Serum tumor markers and outcomes in lung cancer patients with brain metastases: a retrospective longitudinal cohort study

Yingtong Liu; Shuang Dai; Zheran Liu; Ling He; Lili Zhu; Zijian Qin; Haohan Fan; Fang Fang; Yuping Xie; Xingchen Peng

doi:10.21037/tlcr-24-404

Serum tumor markers and outcomes in lung cancer patients with brain metastases: a retrospective longitudinal cohort study

Transl Lung Cancer Res. 2024 Sep 30;13(9):2282-2295. doi: 10.21037/tlcr-24-404. Epub 2024 Sep 27.

Authors

Yingtong Liu^#¹, Shuang Dai^#^{2

3}, Zheran Liu^#¹, Ling He¹, Lili Zhu¹, Zijian Qin¹, Haohan Fan¹, Fang Fang^#⁴, Yuping Xie^#⁵, Xingchen Peng^#¹

Affiliations

¹ Department of Biotherapy, Cancer Center, West China Hospital, Sichuan University, Chengdu, China.
² Department of Medical Oncology, Cancer Center, West China Hospital, Sichuan University, Chengdu, China.
³ Lung Cancer Center, West China Hospital, Sichuan University, Chengdu, China.
⁴ Department of Neurosurgery, West China Hospital, Sichuan University, Chengdu, China.
⁵ Department of Oncology, West China School of Public Health and West China Fourth Hospital, Sichuan University, Chengdu, China.

^# Contributed equally.

Abstract

Background: Serum tumor markers (STMs) are recommended for cancer diagnosis and surveillance. However, their role in lung cancer with brain metastases (BM) is not yet clear. We aim to analyze the roles of baseline levels of STMs or ongoing STM surveillance on survival.

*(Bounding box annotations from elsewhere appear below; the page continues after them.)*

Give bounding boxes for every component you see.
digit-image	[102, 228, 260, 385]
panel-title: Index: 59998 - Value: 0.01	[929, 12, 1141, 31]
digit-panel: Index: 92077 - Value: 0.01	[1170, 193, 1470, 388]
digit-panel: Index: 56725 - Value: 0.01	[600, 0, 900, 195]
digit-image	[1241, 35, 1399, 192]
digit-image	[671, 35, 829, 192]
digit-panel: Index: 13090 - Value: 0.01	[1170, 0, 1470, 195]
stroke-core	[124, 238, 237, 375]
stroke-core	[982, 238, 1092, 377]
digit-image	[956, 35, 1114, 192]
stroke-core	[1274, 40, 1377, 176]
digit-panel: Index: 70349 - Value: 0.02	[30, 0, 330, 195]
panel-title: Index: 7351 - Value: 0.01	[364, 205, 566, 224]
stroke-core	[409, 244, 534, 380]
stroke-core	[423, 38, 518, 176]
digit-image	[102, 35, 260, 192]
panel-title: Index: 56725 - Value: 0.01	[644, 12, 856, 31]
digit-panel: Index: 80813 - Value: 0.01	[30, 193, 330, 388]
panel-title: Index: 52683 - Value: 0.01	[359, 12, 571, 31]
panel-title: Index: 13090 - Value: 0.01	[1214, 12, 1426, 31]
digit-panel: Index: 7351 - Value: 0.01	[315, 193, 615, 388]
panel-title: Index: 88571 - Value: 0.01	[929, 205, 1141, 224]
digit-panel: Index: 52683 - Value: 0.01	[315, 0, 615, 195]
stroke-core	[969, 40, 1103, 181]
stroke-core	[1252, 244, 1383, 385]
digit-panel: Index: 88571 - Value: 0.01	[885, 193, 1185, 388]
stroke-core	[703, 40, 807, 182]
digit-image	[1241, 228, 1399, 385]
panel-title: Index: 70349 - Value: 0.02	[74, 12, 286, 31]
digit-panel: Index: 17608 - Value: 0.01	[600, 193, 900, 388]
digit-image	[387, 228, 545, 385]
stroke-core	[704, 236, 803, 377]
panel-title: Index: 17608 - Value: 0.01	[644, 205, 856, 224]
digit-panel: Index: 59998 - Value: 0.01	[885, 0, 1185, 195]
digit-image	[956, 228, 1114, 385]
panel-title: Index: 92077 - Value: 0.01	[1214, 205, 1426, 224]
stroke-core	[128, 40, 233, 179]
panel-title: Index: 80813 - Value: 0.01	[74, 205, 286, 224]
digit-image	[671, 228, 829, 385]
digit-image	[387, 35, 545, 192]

Methods: This retrospective longitudinal cohort study included 1,169 lung cancer patients with BM. The STM data during disease course were collected. Distinct trajectory groups were identified using the latent class growth mixed model (LCGMM). The roles of STMs on survival were further analyzed using Kaplan-Meier analysis and Cox proportional hazard models.

Results: Serum levels of cytokeratin-19 fragment (CYFRA21-1) (P<0.001), carcinoembryonic antigen (CEA) (P=0.005) and neuron-specific enolase (NSE) (P<0.001) at baseline exhibited significant correlation with overall survival (OS) of patients with BM, serving as independent prognostic factors. Further analysis indicated that baseline CYFRA21-1, CEA, NSE as well as status of key driver genes were independent prognostic factors in non-small cell lung cancer (NSCLC) patients with BM, while for small cell lung cancer (SCLC) patients with BM, baseline NSE and receiving chemotherapy show independent correlations with survival. Furthermore, we delineated the dynamic trajectories of STMs based on changes in disease course. More specifically, compared to those showing a baseline-high trend in CEA levels, the survival of patients with either persistently-rising or consistently normal levels seemed to be more promising. For CYFRA21-1, both early-rising and later-rising trends were observed, indicating a prognosis inferior to that of individuals with normal-level trajectory. Likewise, for NSE, patients with persistently-rising or persistently-descending trends showed no significantly survival difference. However, in comparison with the status of driver genes, receiving radiotherapy and targeted therapy, the dynamic changes in STM levels lacked independent prognostic significance. Further analysis indicated that among BM patients lacking key driver genes, NSE trajectory (P<0.05), CYFRA21-1 trajectory (P<0.05) and receiving chemotherapy (P<0.001) were independent prognostic factors.

Conclusions: Baseline levels of serum CYFRA21-1, CEA and NSE, as well as status of key driver genes are recommended for evaluating BM patients' outcome. Dynamic changes of STMs during disease course were not significantly associated with the final outcome of BM patients.

Keywords: Trajectory; brain metastasis (BM); lung cancer; prognosis; serum tumor markers (STMs).